The necessity and demand are there because e-waste can be found anywhere. There is no country in the world that doesn’t have PCs or smartphones. However, technologies that can process these, such as refining, can only be found in certain countries, like Japan or in Europe. The market itself is small and niche, but there is a lot of competition, and we can look into an area that has large amounts of e-waste.

 

As we look into the future, what strategies are you putting in place to continue to strengthen your business? What sales targets are you setting for yourself in the future?

We are thinking about increasing our recycling of the e-waste segment tenfold, which will help us with our future targets. This is the only segment of our business that we can grow financially. Our re-use business is stable, but there is not much room for growth. Our rare metals have potential for growth, with 20% of all turnover currently coming from rare metals and we are also hoping to increase this segment tenfold. In terms of numerical targets, we don’t have clear numbers. But in the coming years, we are hoping to increase our sales from 10 billion to 20 billion Japanese yen.

 

When it comes to your overseas expansion as a recycling and trading company, what is your international strategy for the future?

We had bases in Hong Kong and the Philippines, however these have since closed, and we have learned from our mistakes. Brazil took ten years for the business to get to where it currently is now, which is stable but profitable.

Because of the struggles that we have experienced, we are considering finding local partners. There are many recycling companies around the world, with many countries introducing themselves to this business. Working with local companies is the way to go, and probably the most efficient strategy too, and this could be executed through employing foreign students, for example.
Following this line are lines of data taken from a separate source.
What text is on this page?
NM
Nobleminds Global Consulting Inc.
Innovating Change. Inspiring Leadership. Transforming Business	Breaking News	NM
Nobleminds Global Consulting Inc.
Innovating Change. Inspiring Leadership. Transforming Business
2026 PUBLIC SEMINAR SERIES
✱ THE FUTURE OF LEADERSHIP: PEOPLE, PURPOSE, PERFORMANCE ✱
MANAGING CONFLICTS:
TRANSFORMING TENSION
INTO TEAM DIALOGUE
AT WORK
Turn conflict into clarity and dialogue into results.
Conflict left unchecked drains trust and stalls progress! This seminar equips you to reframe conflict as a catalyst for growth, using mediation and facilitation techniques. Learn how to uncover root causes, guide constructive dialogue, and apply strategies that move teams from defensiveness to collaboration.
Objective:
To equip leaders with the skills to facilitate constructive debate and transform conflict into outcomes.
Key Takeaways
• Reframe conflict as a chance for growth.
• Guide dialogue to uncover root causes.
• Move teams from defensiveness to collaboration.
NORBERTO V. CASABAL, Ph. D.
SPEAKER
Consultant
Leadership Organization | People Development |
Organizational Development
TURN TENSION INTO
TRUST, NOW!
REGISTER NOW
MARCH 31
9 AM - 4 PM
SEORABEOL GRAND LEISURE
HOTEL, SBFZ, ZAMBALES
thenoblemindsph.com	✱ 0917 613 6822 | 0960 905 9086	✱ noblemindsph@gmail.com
Economically developing countries, such as India and some African countries, or dense population centres, are our target locations. Where there are a lot of people, there is a high use of daily commodities, especially electronics, and that is an excellent reason why we should be locating ourselves in these areas.

 

Imagine we come back right before you retire to have this interview again. What would you like to tell us?  What goals would you have liked to have achieved by then?

The younger employees will be responsible for taking the company to new heights and making it the number one company in Japan that collects rare metals. Social contribution has to be outlined because if e-waste recycling isn’t introduced by us, then it will be dumped in the environment and damage it. It needs to be properly handled and for that reason, we carry the responsibility of being a socially aware company that contributes to being eco-friendly.

We want to develop refining technology and introduce it into our business sector in the future, and we want to work on our analytical technology as well.